Specifically, the authors focus on driver detour behavior, where detour is defined as the extra distance a driver adds to the fastest route. To compare driver routing choices between taxis and Uber, the authors leverage trip-level data from yellow taxis and UberX in New York City. These taxi and Uber trips are matched at a granular origin-destination-time level with the assumption that such strictly matched trips are subject to the same underlying optimal route and thus are comparable. The authors then exploit variations in pricing schedules (and thus driver incentives) to facilitate identification.

The findings are consistent with Uber’s market design reducing moral hazard: (1) taxi drivers drive longer distances (on average 8%) than Uber drivers on matched metered airport trips; (2) this difference disappears when airport taxi trips have a flat fare and on short trips in dense markets (e.g. within Manhattan). The authors explore several explanations besides moral hazard and find that they are not compatible with the evidence. For example, it is found that taxi driver detours are associated with both longer trip distance and duration, thus rejecting the explanation that taxi drivers are making time-distance tradeoffs desired by their customers. In addition, the evidence is not consistent with the hypothesis that Uber-taxi routing differences are an outcome of GPS use, because taxi and Uber trips are similarly efficient on flat-fare airport trips. Lastly, driver selection is rejected as a viable explanation by a driver fixed effects model, and the significant routing efficiency improvement after taxi drivers became Uber drivers. 

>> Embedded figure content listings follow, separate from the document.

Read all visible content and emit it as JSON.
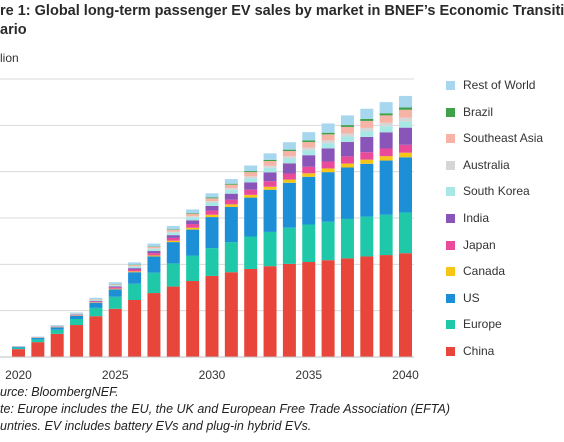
{
  "title": {
    "line1": "re 1: Global long-term passenger EV sales by market in BNEF’s Economic Transiti",
    "line2": "ario"
  },
  "unit_label": "lion",
  "source": "urce: BloombergNEF.",
  "note_line1": "te: Europe includes the EU, the UK and European Free Trade Association (EFTA)",
  "note_line2": "untries. EV includes battery EVs and plug-in hybrid EVs.",
  "chart_data": {
    "type": "bar",
    "stacked": true,
    "x": [
      2020,
      2021,
      2022,
      2023,
      2024,
      2025,
      2026,
      2027,
      2028,
      2029,
      2030,
      2031,
      2032,
      2033,
      2034,
      2035,
      2036,
      2037,
      2038,
      2039,
      2040
    ],
    "x_tick_labels": [
      "2020",
      "2025",
      "2030",
      "2035",
      "2040"
    ],
    "y_range": [
      0,
      6
    ],
    "grid": true,
    "legend_position": "right",
    "series": [
      {
        "name": "China",
        "color": "#e8463a",
        "values": [
          0.17,
          0.32,
          0.5,
          0.69,
          0.88,
          1.04,
          1.23,
          1.38,
          1.52,
          1.64,
          1.75,
          1.83,
          1.9,
          1.96,
          2.01,
          2.05,
          2.09,
          2.13,
          2.17,
          2.2,
          2.24
        ]
      },
      {
        "name": "Europe",
        "color": "#1ec8a9",
        "values": [
          0.03,
          0.06,
          0.09,
          0.13,
          0.18,
          0.26,
          0.35,
          0.44,
          0.5,
          0.55,
          0.6,
          0.65,
          0.7,
          0.74,
          0.78,
          0.81,
          0.83,
          0.85,
          0.86,
          0.87,
          0.88
        ]
      },
      {
        "name": "US",
        "color": "#1c8fd6",
        "values": [
          0.02,
          0.03,
          0.05,
          0.07,
          0.11,
          0.16,
          0.25,
          0.35,
          0.46,
          0.56,
          0.67,
          0.76,
          0.84,
          0.91,
          0.97,
          1.03,
          1.07,
          1.11,
          1.14,
          1.17,
          1.19
        ]
      },
      {
        "name": "Canada",
        "color": "#f5c518",
        "values": [
          0.002,
          0.004,
          0.006,
          0.008,
          0.01,
          0.014,
          0.018,
          0.022,
          0.03,
          0.04,
          0.05,
          0.055,
          0.06,
          0.065,
          0.07,
          0.075,
          0.08,
          0.085,
          0.09,
          0.095,
          0.1
        ]
      },
      {
        "name": "Japan",
        "color": "#e94b9a",
        "values": [
          0.003,
          0.005,
          0.008,
          0.012,
          0.02,
          0.03,
          0.04,
          0.05,
          0.06,
          0.08,
          0.09,
          0.1,
          0.11,
          0.12,
          0.13,
          0.14,
          0.15,
          0.155,
          0.16,
          0.165,
          0.17
        ]
      },
      {
        "name": "India",
        "color": "#8a55b8",
        "values": [
          0.001,
          0.002,
          0.004,
          0.007,
          0.012,
          0.02,
          0.03,
          0.045,
          0.06,
          0.08,
          0.1,
          0.13,
          0.16,
          0.19,
          0.22,
          0.25,
          0.28,
          0.31,
          0.33,
          0.35,
          0.37
        ]
      },
      {
        "name": "South Korea",
        "color": "#a7e7e4",
        "values": [
          0.003,
          0.005,
          0.008,
          0.012,
          0.018,
          0.025,
          0.035,
          0.045,
          0.055,
          0.065,
          0.075,
          0.085,
          0.09,
          0.1,
          0.105,
          0.11,
          0.115,
          0.12,
          0.125,
          0.13,
          0.135
        ]
      },
      {
        "name": "Australia",
        "color": "#d6d6d6",
        "values": [
          0.001,
          0.002,
          0.003,
          0.004,
          0.006,
          0.008,
          0.012,
          0.016,
          0.02,
          0.025,
          0.03,
          0.035,
          0.04,
          0.045,
          0.05,
          0.055,
          0.06,
          0.065,
          0.07,
          0.075,
          0.08
        ]
      },
      {
        "name": "Southeast Asia",
        "color": "#f7b3a5",
        "values": [
          0.001,
          0.002,
          0.003,
          0.005,
          0.008,
          0.012,
          0.02,
          0.03,
          0.04,
          0.05,
          0.06,
          0.075,
          0.09,
          0.1,
          0.11,
          0.12,
          0.13,
          0.14,
          0.15,
          0.16,
          0.17
        ]
      },
      {
        "name": "Brazil",
        "color": "#3fa24b",
        "values": [
          0.001,
          0.001,
          0.002,
          0.003,
          0.004,
          0.006,
          0.008,
          0.01,
          0.012,
          0.015,
          0.018,
          0.02,
          0.023,
          0.026,
          0.03,
          0.033,
          0.036,
          0.04,
          0.043,
          0.046,
          0.05
        ]
      },
      {
        "name": "Rest of World",
        "color": "#a7d7ef",
        "values": [
          0.005,
          0.01,
          0.015,
          0.02,
          0.03,
          0.04,
          0.05,
          0.06,
          0.07,
          0.08,
          0.09,
          0.1,
          0.12,
          0.14,
          0.16,
          0.18,
          0.2,
          0.21,
          0.22,
          0.24,
          0.25
        ]
      }
    ]
  }
}
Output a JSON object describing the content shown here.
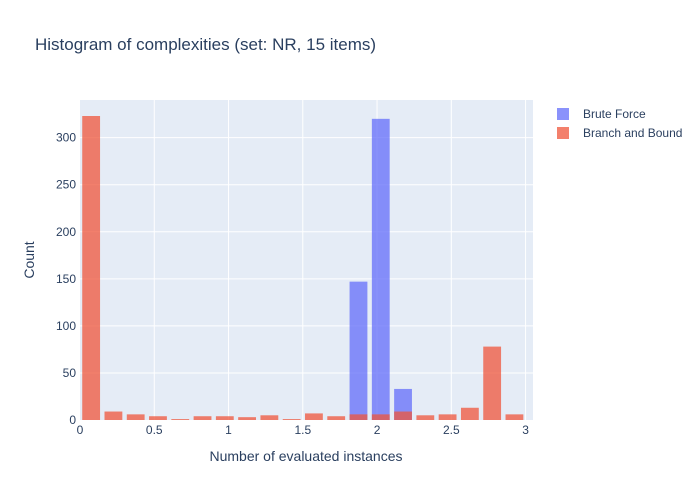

While Uber appears to achieve and overall improvement in market transparency, Uber may also create new scenarios of driver moral hazard. For example, it is shown that Uber drivers tend to take longer routes in times of high surge pricing.

This paper provides a direct comparison between taxis and Uber, finding that moral hazard problems can be mitigated by innovative market designs that improve transparency. These findings help provide a better understanding of online-offline competition and welfare in the digital economy.